Юля, в роскошном узком зеленом плетеном хайратнике на лбу, уже несла ей из кухни грязную дымящуюся пиалу чая, усыновив пиалу в лотосе ладони и стараясь не расплескать кипяток на ребенка, мирно спавшего у нее на груди в самопальном кенгуру. Юля вертелась веретеном. Юля надеялась еще и вправду вписаться на питерский поезд к проводнику — потому как на слёт на флэте у какого-то загадочного Мафусаила завтра вечером ей поспеть надо было кровь из носу.
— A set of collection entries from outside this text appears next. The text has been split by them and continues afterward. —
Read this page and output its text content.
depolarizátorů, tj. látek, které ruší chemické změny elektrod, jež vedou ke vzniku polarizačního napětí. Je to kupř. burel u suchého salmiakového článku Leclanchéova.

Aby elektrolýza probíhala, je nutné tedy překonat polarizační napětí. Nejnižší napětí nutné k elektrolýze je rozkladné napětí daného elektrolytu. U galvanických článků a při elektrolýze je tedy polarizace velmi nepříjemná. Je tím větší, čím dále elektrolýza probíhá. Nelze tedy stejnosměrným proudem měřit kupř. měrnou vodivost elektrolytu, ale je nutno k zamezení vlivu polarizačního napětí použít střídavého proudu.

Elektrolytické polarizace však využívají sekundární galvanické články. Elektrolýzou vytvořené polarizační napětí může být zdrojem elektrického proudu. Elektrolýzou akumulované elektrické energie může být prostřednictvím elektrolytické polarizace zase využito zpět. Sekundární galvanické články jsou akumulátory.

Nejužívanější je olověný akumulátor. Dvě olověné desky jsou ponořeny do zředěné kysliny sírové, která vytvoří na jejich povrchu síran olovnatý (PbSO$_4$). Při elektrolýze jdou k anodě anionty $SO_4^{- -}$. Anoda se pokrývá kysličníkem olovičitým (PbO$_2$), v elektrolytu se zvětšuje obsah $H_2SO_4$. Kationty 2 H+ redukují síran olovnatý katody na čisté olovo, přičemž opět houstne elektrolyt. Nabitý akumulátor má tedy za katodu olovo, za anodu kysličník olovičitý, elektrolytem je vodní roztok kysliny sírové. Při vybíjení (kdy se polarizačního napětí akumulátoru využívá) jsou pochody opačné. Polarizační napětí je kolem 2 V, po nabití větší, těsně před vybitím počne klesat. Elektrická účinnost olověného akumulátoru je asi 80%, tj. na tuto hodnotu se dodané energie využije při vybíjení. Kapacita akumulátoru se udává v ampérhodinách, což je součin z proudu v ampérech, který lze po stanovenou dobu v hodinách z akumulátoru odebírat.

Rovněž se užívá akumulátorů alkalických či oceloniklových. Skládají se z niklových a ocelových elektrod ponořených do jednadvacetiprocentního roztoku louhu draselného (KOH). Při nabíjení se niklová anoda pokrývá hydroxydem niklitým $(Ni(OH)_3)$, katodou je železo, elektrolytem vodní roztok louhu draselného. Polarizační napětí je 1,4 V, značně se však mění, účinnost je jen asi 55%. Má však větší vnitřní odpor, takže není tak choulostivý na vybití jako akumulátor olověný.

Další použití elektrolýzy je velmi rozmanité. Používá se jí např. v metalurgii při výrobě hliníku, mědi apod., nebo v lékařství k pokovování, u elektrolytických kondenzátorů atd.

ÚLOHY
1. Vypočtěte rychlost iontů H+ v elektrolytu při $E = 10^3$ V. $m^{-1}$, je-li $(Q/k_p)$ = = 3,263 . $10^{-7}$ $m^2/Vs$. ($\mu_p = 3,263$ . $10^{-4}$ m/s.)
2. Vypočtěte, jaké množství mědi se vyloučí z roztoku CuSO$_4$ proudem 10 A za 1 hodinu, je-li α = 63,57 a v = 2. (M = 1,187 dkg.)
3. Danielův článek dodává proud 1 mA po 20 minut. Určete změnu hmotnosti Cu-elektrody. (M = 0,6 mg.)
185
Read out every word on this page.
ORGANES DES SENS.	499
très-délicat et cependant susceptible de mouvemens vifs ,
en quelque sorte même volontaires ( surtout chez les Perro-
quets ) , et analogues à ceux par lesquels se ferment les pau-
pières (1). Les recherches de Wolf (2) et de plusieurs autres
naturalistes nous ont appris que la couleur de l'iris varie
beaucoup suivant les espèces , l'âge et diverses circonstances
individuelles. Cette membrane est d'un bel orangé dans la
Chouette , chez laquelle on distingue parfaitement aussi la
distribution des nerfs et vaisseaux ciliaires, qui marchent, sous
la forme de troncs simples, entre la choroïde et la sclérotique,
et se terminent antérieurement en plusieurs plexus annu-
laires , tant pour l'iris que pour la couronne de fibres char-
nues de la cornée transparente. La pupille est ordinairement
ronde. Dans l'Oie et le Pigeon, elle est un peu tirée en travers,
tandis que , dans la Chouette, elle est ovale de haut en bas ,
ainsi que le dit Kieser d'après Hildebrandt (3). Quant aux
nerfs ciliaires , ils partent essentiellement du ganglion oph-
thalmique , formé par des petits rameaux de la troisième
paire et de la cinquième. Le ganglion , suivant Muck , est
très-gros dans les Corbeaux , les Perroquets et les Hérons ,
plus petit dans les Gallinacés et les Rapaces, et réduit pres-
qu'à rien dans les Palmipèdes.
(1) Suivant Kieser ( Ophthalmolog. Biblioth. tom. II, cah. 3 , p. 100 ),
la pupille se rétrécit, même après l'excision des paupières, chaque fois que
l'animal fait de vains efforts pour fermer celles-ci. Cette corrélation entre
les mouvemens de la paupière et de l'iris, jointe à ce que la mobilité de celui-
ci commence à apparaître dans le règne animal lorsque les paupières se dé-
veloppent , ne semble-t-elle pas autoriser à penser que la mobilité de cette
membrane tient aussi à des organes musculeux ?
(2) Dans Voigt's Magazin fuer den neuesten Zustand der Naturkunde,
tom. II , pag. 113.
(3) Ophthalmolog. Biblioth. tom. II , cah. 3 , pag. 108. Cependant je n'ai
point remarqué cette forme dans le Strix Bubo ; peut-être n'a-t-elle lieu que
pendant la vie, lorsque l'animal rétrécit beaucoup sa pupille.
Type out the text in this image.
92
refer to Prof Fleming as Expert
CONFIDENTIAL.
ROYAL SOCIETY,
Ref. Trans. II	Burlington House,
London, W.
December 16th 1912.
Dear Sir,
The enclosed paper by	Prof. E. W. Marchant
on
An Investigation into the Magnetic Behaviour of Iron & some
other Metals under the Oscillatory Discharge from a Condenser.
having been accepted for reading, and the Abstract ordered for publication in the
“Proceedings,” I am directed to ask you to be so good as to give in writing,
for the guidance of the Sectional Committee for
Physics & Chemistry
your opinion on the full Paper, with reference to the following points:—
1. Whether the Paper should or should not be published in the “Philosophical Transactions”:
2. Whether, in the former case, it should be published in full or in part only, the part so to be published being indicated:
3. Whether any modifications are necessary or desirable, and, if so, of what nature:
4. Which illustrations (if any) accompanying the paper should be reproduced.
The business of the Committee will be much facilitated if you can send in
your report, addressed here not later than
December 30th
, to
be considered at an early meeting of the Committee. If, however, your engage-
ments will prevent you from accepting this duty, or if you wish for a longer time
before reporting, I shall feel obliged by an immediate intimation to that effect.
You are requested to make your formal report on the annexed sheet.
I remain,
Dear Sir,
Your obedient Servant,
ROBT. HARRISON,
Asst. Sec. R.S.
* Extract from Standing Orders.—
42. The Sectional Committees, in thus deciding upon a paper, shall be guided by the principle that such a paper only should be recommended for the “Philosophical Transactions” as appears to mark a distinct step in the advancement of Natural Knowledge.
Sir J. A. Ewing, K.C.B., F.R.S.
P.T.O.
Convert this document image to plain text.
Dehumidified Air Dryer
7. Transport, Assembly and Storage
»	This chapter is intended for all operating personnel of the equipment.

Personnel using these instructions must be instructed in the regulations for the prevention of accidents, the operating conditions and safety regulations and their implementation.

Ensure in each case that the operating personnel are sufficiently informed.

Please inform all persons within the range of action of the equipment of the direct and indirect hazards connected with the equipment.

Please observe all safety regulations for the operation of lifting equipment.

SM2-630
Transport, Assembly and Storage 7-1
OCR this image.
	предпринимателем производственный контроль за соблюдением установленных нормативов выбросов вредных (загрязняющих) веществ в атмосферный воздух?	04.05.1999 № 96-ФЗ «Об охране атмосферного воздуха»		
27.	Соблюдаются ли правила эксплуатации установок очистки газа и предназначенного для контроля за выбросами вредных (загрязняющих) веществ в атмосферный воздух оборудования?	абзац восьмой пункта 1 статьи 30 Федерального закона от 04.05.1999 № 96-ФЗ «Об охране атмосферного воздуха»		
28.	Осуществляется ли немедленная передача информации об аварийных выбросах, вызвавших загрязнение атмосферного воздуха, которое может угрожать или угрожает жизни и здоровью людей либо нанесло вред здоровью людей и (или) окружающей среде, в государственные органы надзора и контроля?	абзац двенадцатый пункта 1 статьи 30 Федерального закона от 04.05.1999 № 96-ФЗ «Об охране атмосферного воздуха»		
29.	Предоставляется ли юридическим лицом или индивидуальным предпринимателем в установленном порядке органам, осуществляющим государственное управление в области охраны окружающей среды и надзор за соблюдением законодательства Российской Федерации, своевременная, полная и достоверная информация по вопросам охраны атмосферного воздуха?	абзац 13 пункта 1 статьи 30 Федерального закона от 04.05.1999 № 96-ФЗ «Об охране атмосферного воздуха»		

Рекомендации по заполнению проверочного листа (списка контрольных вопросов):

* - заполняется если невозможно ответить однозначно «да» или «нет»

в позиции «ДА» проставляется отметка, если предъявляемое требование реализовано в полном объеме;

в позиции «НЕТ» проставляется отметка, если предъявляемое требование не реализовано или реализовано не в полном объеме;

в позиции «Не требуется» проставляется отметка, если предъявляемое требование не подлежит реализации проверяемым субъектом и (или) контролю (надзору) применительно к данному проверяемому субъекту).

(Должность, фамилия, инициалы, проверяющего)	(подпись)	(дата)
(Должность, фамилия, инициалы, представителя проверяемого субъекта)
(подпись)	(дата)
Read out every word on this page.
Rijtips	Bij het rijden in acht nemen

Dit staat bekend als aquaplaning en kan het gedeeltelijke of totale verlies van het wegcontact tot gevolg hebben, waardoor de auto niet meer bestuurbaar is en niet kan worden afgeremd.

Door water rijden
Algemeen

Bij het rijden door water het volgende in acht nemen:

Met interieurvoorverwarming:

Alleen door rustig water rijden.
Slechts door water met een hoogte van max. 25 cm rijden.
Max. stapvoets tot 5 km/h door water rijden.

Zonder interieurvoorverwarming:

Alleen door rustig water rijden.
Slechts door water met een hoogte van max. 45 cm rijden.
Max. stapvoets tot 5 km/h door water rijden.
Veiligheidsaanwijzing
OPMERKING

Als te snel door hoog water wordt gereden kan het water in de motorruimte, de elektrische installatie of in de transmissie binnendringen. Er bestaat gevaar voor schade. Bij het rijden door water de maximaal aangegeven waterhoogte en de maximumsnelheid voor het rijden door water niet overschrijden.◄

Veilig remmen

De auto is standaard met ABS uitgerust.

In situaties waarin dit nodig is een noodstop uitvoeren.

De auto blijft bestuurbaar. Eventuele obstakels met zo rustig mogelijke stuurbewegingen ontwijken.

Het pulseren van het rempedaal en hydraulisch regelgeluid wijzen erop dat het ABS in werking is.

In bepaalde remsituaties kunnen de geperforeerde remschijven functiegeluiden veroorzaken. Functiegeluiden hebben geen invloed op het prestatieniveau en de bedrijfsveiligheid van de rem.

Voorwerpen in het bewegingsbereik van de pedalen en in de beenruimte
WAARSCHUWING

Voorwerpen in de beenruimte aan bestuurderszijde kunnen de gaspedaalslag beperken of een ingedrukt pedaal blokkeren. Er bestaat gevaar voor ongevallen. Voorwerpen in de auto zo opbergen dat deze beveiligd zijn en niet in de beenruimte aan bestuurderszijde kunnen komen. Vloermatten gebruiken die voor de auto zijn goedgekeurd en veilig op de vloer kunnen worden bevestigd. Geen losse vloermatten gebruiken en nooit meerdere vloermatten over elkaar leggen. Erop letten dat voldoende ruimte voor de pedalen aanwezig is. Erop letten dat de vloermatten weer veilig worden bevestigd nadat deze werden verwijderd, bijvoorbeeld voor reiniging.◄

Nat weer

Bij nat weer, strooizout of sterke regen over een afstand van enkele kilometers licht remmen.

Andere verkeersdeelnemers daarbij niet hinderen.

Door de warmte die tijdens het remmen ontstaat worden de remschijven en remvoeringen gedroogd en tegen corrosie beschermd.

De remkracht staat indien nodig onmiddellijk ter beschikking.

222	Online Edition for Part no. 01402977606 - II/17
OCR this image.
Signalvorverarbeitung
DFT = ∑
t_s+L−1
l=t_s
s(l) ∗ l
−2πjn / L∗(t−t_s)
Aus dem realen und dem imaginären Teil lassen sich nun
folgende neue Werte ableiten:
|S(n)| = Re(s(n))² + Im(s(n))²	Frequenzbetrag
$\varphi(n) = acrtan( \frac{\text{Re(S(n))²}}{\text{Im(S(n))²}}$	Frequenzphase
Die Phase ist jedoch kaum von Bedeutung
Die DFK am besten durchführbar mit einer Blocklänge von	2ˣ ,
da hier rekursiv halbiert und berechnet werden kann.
Усевшись на кухне, с ногами, в продавленное тысячами реп, старинное, раздрызганное кресло, которое накренилось так, что казалось, сейчас и само отбросит копыта (к счастью, деталей деревянных неполадок было не разглядеть — под наброшенным на него белым куском холщины), издевательски переглядываясь с благородно торчащим на противоположном конце узкого кухонного столика на табурете в обнимку со своей чашкой чая Крутаковым, Елена натягивала на босые ноги отжертвованные Юлей, но категорически не лезшие, ярко оранжевые вязаные носки — семнадцатого, что ли? — какого-то стрекозиного в общем размера, — а Крутаков, со своего насеста, раскатисто орал «Акселеррратка!» — а вязаные пятки никак не хотели вставать на место и висели кулем где-то на середине стопы — счастье еще, что хоть оранжевые голенища гармошкой были высокими, и на них можно было наступить, как на джурабы. И с интересом наблюдала за тем, как Юля, размахивая тугими смоляными косичками до пояса с бараном на концах, наматывая их, в движении, вокруг себя и, в результате, вся свернувшись в шпульку, носится перед отъездом по кухне, и крикливо инструктирует Крутакова, как вести себя, если без нее вдруг в дверь позвонит полоумная соседка Роза Семеновна, или — не дай Бог — если вызовет милицию. И когда Юля, наконец, уже намотав на себя всю попавшуюся одежду, одновременно наскоро запихнула грязное белье в детскую коляску, а ребенка — в стиральную машинку — Елена, наконец, отогрелась, и почувствовала себя дома.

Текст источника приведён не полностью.